Résumé : La réforme de la zone euro est à nouveau à l’ordre
du jour. Parmi les pistes envisagées, l’évolution des
règles budgétaires devrait figurer en tête de liste.
Celles-ci ont en effet engendré une austérité budgétaire
excessive pendant la crise, aggravant et prolongeant ses
conséquences économiques, sociales et politiques. Inversement, la réduction de la dette a été insuffisante dans
de nombreux pays en période de conjoncture favorable
dans les années 2000, les règles n’étant pas respectées
ou insuffisamment rigoureuses. Ces règles souffrent en
outre de graves problèmes de mesure : elles sont basées
sur un concept légitime, le solde public structurel, mais
celui-ci n’est pas observable et fait l’objet d’importantes
erreurs d’estimation.
Les erreurs de politique économique générées par les
règles budgétaires ont conduit à reporter sur la Banque
centrale européenne l’essentiel du rôle de stabilisation de
l’activité. L’application du cadre budgétaire européen extrêmement complexe, peu transparent et sujet à erreurs a,
par ailleurs, exposé la Commission européenne à des
critiques des États membres, que la situation de leurs
finances publiques soit solide ou dégradée. Les règles européennes, perçues comme du micro-management bruxellois
portant atteinte à la souveraineté nationale, servent ainsi
de bouc émissaire aux populistes antieuropéens.

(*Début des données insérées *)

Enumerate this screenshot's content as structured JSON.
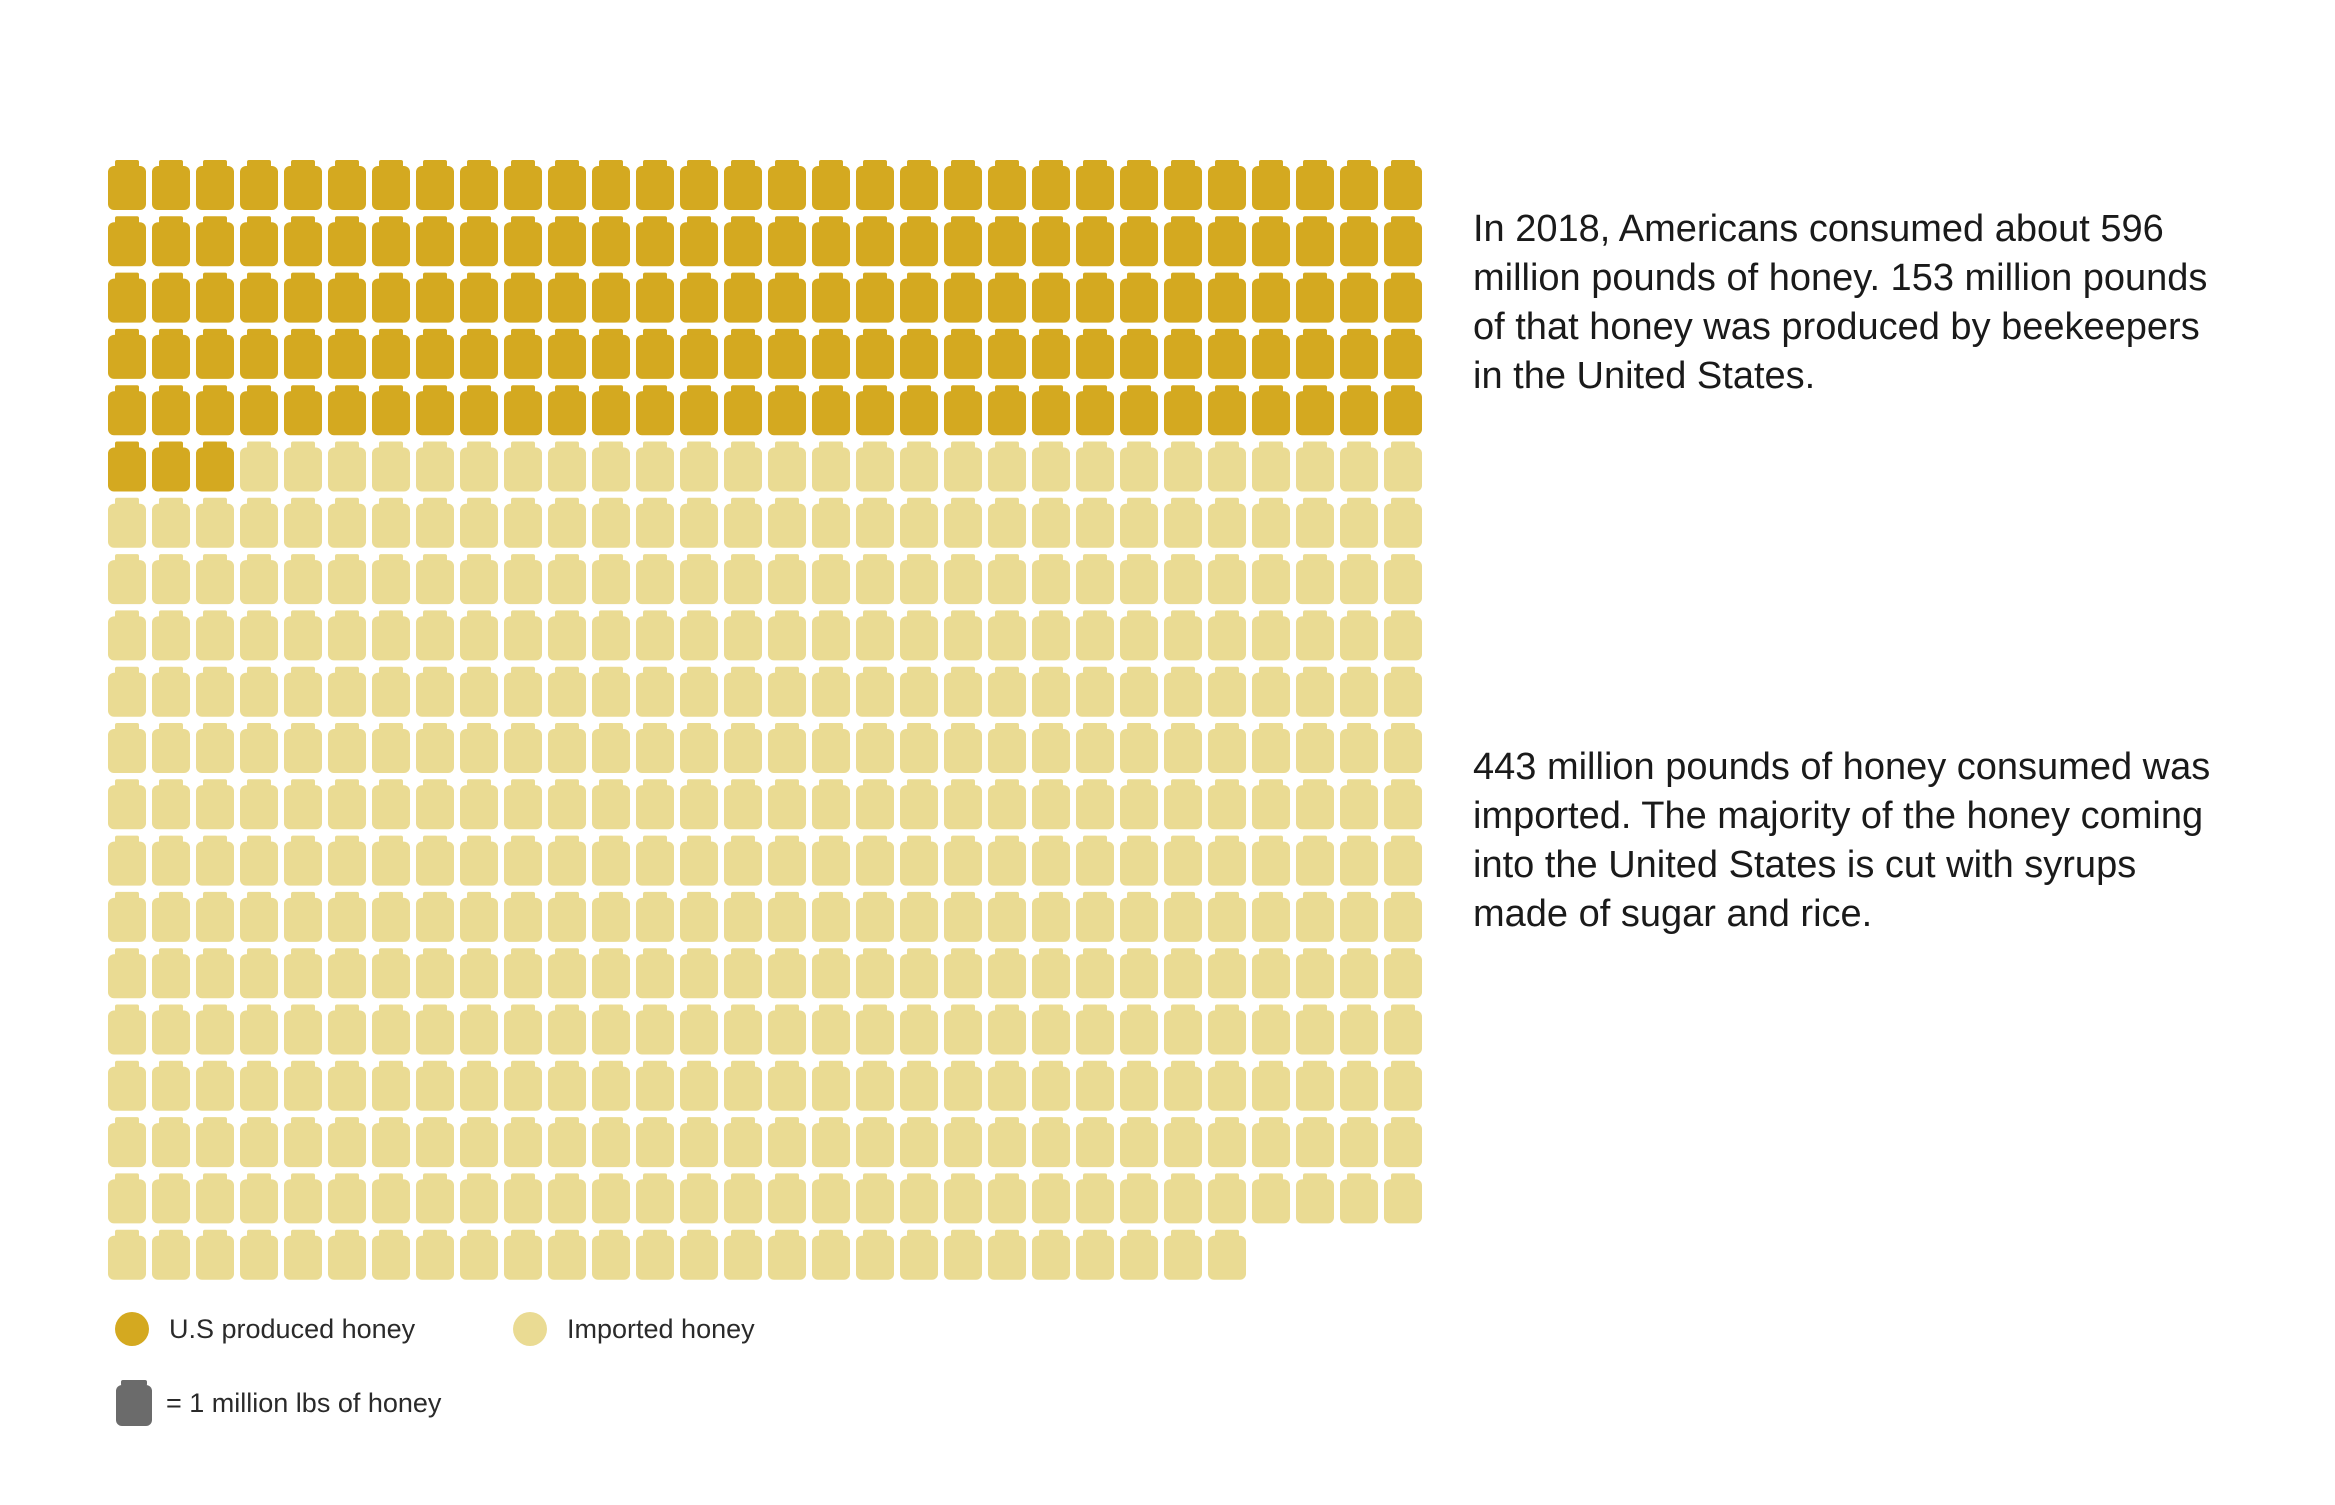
{
  "chart_data": {
    "type": "waffle",
    "title": "",
    "total_million_lbs": 596,
    "series": [
      {
        "name": "U.S produced honey",
        "value": 153,
        "color": "#D4A920"
      },
      {
        "name": "Imported honey",
        "value": 443,
        "color": "#EADB93"
      }
    ],
    "grid_columns": 30,
    "unit": "1 million lbs of honey",
    "unit_icon": "honey-jar-icon"
  },
  "text": {
    "paragraph_1": "In 2018, Americans consumed about 596 million pounds of honey. 153 million pounds of that honey was produced by beekeepers in the United States.",
    "paragraph_2": "443 million pounds of honey consumed was imported. The majority of the honey coming into the United States is cut with syrups made of sugar and rice."
  },
  "legend": {
    "us_label": "U.S produced honey",
    "imported_label": "Imported honey",
    "unit_label": "= 1 million lbs of honey",
    "unit_color": "#6B6B6B"
  }
}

Les règles budgétaires sont cependant indispensables
dans une union monétaire, afin d’assurer la soutenabilité de la dette publique et parce que la clause de nonrenflouement en cas de crise n’est pas crédible. Elles ne
sont pas une solution miracle et ne peuvent se substituer
au débat démocratique national sur les choix budgétaires
et la soutenabilité de la dette, mais elles devraient aider
à encadrer ce débat. Elles devraient être aussi transparentes et simples que possible en fixant des objectifs
directement pilotables par le gouvernement (simplification), permettre de conduire une politique budgétaire
contracyclique (stabilisation) et inciter à réduire la dette
publique excessive (soutenabilité).
L’objectif de cette Note est d’évaluer le cadre actuel et
de proposer une profonde simplification. Nous recommandons de substituer aux nombreuses règles actuelles une
règle simple : les dépenses nominales ne devraient pas
croître plus rapidement que le PIB potentiel à long terme et
plus lentement dans les pays où la dette est excessive. Les
simulations effectuées pour cette Note suggèrent qu’une
telle règle permettrait de concilier prudence budgétaire et
stabilisation macroéconomique de l’économie. Dans un
cadre institutionnel national et européen renforcé, nous
recommandons d’élargir le mandat du Haut Conseil des
finances publiques et de mieux l’intégrer dans le processus
budgétaire national en lui confiant l’analyse des prévisions budgétaires et de la soutenabilité de la dette et en
renforçant sa capacité à produire des prévisions macroéconomiques. Enfin, pour une application crédible et non
bureaucratique des règles budgétaires, nous préconisons
la combinaison de plusieurs instruments : surveillance,
incitations positives, discipline de marché et responsabilisation politique.